|Jeff Fries |
I will never look at suburbia the same way again
|Caminante Nocturno |
That is an excellent, well though-out point, so of course it's never going to see fruition.
This guy is a joke. As if you would think about how crappy the pavement was on your street just before you die.
I thought this was really interesting. There is no way it deserves a one star treatment.
|Aubrey McFate |
...brought to you by BMW. Hmm.
On a related note: I live 30 minutes away from Hot Springs, Arkansas. If ever there were a city that exemplified all that he says, that one would be it.
|Billy Buttsex |
Okay, I don't personally believe that architectural design causes urban problems, but I don't think it's helping anything either. 5 stars for the witty, interesting delivery, and some great ideas.
man, OF COURSE it creates social problems - look how a bleak day affects your mood, then think of it as a perpetual shadow cast by a building; or tight, claustrophobic alleyways and roads; dingy gray sidewalks, devoid of vibrancy; imposing structures looming, and so forth....
architecture plays a HUGE role in social issues
There are some really nice, vibrant places in Boston, for the record. City Hall is awful, as a destination or hangout, though.
Fuck you concrete dwellers, yards and walls not connected to one's neighbors are the great fruits of civilization.
As much as I agree with the basic principles of space usage and planning (I am urban and have been since I was 10 years old), I find him to be unfair in not considering that many people are extremely happy, or at least no more happy than your average Parisian, with their sprawling suburban lifestyles.
Some people think the Wall-Mart and Starbucks built in the middle of nowhere is the greatest thing that could possibly ever happen to them. Jrr likes WalMart because he can buy new socks there. He probably has dates at the Applebee's that built itself next to the WalMart. He probably has a friend that works at the salad bar. I don't think it's genuine to not look at all communities as uniquely evolving entities, as displaced and empty as they may seem to urbanites.

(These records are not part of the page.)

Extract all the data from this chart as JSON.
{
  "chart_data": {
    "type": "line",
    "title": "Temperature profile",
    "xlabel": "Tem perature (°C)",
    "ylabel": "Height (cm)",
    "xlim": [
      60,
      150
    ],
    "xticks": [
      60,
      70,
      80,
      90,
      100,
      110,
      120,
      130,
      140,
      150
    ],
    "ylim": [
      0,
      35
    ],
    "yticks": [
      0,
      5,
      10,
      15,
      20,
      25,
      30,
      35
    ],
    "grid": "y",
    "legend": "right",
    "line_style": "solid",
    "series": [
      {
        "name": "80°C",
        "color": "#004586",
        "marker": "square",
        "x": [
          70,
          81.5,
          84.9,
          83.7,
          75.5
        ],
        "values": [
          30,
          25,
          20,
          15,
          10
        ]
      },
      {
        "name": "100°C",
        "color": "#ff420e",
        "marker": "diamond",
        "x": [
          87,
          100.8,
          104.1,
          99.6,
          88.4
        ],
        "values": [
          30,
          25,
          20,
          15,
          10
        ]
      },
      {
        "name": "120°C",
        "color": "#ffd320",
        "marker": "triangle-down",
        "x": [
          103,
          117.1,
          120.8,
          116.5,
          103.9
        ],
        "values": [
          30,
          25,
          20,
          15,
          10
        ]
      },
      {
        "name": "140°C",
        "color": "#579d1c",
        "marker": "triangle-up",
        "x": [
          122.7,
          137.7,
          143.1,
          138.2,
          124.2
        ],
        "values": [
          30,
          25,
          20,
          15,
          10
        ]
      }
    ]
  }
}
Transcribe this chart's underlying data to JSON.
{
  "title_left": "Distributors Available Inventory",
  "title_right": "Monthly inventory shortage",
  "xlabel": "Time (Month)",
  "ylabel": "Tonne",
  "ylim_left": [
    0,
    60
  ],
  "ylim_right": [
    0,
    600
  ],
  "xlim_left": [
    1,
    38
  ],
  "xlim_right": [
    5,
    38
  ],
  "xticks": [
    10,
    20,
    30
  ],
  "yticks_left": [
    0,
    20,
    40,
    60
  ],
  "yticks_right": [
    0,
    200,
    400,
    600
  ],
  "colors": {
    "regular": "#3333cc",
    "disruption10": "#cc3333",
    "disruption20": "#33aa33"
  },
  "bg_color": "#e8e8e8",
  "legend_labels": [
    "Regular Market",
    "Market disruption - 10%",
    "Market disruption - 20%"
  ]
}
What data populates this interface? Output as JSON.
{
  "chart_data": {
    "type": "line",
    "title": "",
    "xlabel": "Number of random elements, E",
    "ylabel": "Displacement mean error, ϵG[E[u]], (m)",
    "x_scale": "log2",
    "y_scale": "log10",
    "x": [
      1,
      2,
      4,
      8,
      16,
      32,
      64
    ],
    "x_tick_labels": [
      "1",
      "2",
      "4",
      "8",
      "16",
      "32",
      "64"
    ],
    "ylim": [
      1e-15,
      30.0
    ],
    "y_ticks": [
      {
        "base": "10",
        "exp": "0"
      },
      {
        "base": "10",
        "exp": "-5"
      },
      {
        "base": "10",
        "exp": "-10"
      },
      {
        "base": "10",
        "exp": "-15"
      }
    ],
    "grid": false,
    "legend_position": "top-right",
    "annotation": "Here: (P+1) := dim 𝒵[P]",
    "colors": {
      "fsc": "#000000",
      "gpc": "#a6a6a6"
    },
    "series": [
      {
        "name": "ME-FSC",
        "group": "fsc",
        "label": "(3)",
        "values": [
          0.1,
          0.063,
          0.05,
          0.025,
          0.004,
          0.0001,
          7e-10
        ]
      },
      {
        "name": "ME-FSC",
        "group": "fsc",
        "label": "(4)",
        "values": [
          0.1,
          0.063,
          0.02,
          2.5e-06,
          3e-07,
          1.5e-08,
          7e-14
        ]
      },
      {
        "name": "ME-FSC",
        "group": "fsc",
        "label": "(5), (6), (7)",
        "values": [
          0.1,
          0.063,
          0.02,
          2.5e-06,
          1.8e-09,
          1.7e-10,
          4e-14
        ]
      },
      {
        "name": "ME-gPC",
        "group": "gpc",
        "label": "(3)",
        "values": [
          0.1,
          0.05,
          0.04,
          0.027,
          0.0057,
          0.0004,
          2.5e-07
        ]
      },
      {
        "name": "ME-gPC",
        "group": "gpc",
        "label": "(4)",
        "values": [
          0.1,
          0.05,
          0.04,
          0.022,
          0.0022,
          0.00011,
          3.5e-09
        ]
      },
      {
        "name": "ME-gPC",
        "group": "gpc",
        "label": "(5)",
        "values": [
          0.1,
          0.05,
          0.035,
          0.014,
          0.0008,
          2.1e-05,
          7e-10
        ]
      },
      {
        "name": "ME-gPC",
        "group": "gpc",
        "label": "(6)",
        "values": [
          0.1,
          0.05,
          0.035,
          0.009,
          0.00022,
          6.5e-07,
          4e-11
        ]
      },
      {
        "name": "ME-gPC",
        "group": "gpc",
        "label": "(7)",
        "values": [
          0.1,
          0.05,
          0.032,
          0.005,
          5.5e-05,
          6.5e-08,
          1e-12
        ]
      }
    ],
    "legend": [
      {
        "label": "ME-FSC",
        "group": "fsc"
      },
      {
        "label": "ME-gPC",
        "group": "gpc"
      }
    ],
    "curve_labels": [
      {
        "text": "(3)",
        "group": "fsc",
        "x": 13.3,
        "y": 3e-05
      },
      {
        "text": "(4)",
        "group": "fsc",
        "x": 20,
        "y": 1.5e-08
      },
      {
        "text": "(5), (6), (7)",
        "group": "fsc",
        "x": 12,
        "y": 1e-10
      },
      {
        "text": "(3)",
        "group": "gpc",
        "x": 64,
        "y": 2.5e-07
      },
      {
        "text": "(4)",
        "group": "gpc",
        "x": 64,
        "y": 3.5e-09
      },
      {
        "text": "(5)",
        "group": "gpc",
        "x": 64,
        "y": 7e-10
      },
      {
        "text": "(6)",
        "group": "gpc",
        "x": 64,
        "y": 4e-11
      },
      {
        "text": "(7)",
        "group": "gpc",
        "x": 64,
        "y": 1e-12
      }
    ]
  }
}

At one point, Brooklyn was nothing more than a sprawl of small towns, which then became chains of boring, ubiquitous brownstones which were met with the disdain of aesthetically sophisticated urbanites from Manhattan. Those very brownstones are now considered to be beautiful, historical, authentic, and the very picture of them in a person's mind conjures up feelings of community and children playing jump rope next to cranked open fire hydrants in the summer.
I grew up in Reston, Virginia, which is now part of the largest sprawl of ugly houses and franchises in the country. I was horrified to see everything being torn down and developed as a kid. Beautiful meadows, which acted as the battleground of the Civil War, where I would find arrowheads and snakes, were torn down to build horrific office parks and minimalls. I visited some friends there a couple times after moving away only to be reminded of how empty it was. This is what some people consider paradise, however, and there is nothing stopping them from ordaining the kinds of functional spaces that this man is talking about.